Kejadian ini membuat kayangan menjadi gempar dan kemudian dilaporkan kepada Batara Guru sebagai rajanya para dewa. Batara Guru terpaksa turun tangan menemui anak remaja itu. Batara Guru adalah rajanya para dewa, bahkan dia sudah tahu apa yang belum terjadi.
Maka demi melihat Wisanggeni, dia tidak kesamaran, ini adalah anak Dewi Dresanala, cucu Batara Brama dan juga merupakan cicitnya sendiri. Di dalam dirinya ada tanda atau ciri dari Sang Hyang Wenang, dewa yang disegani dan ditakutnya. Dewa yang juga merupakan kakeknya.
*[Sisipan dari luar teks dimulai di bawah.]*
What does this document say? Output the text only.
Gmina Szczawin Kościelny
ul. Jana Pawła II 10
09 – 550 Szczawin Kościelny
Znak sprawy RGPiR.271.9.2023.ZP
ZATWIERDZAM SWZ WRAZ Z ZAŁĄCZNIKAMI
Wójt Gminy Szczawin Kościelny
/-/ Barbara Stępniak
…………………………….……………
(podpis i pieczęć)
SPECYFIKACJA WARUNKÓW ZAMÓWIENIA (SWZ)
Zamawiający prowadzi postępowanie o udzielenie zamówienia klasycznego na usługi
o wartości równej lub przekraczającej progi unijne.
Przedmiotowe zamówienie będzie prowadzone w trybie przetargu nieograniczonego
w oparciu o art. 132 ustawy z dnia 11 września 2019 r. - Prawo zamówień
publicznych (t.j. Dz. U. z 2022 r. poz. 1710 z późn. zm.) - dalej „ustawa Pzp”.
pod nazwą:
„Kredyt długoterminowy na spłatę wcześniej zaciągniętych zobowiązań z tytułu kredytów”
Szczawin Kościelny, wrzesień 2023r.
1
” Siapa namamu Ngger?”, tanya Batara Guru.
” Namaku Bambang Wisanggeni. Kakek ini siapa?”
” Aku Batara Guru”
” Oh ya, Batara Guru, rajanya para dewa. Tentu kamu tahu ibu dan bapakku. Ayo tunjukkan Kek, siapa ibu dan bapakku”, kata Wisanggeni.
Untuk diketahui Wisanggeni ini tidak pernah berbahasa halus (bahasa Jawanya “krama”) kepada siapapun, dia berbahasa “ngoko” alias bahasa lugas dan sering disebut bahasa kasar.
” Ibumu adalah Dewi Dresanala dan bapakmu bernama Arjuna”.
“Terima kasih Kakek Batara Guru yang telah menjelaskan siapa ibu dan bapakku”, kata Wisanggeni.
” Sekarang ibuku di mana?”, lanjut pertanyaannya.
” Ibumu telah menikah dengan Dewa Srani”, jawab Batara Guru.
” Oh begitu? Kalau bapakku di mana?”, tanya Wisanggeni lagi.
” Bapakmu, Arjuna itu manusia biasa, sekarang ini dia sudah kembali ke Arcapada, ke Kasatrian Madukara di wilayah kerajaan Amarta”, jawab Batara Guru.
” Terima kasih Kakek Batara Guru, kalau begitu, sekarang saya akan menemui Bapakku, Arjuna di Kasatria Madukra di wilayah Amarta sesui petunjukmu”.
Wisanggeni kemudian pamit kepada Batara Guru untuk segera turun ke bumi mencari ayahnya. Batara Guru bernafas lega, sebab Wisanggeni telah meninggalkan kayangan dan tidak membuat keonaran lagi.
Syahdan kata yang empunya cerita, sebagai kisah babak selanjutnya, inilah kerajaan Amartapura di Arcapada alias bumi manusia. Kerajaan yang “apanjang-apunjung, pasir wukir, gemah ripah loh jinawi karta lan raharja”.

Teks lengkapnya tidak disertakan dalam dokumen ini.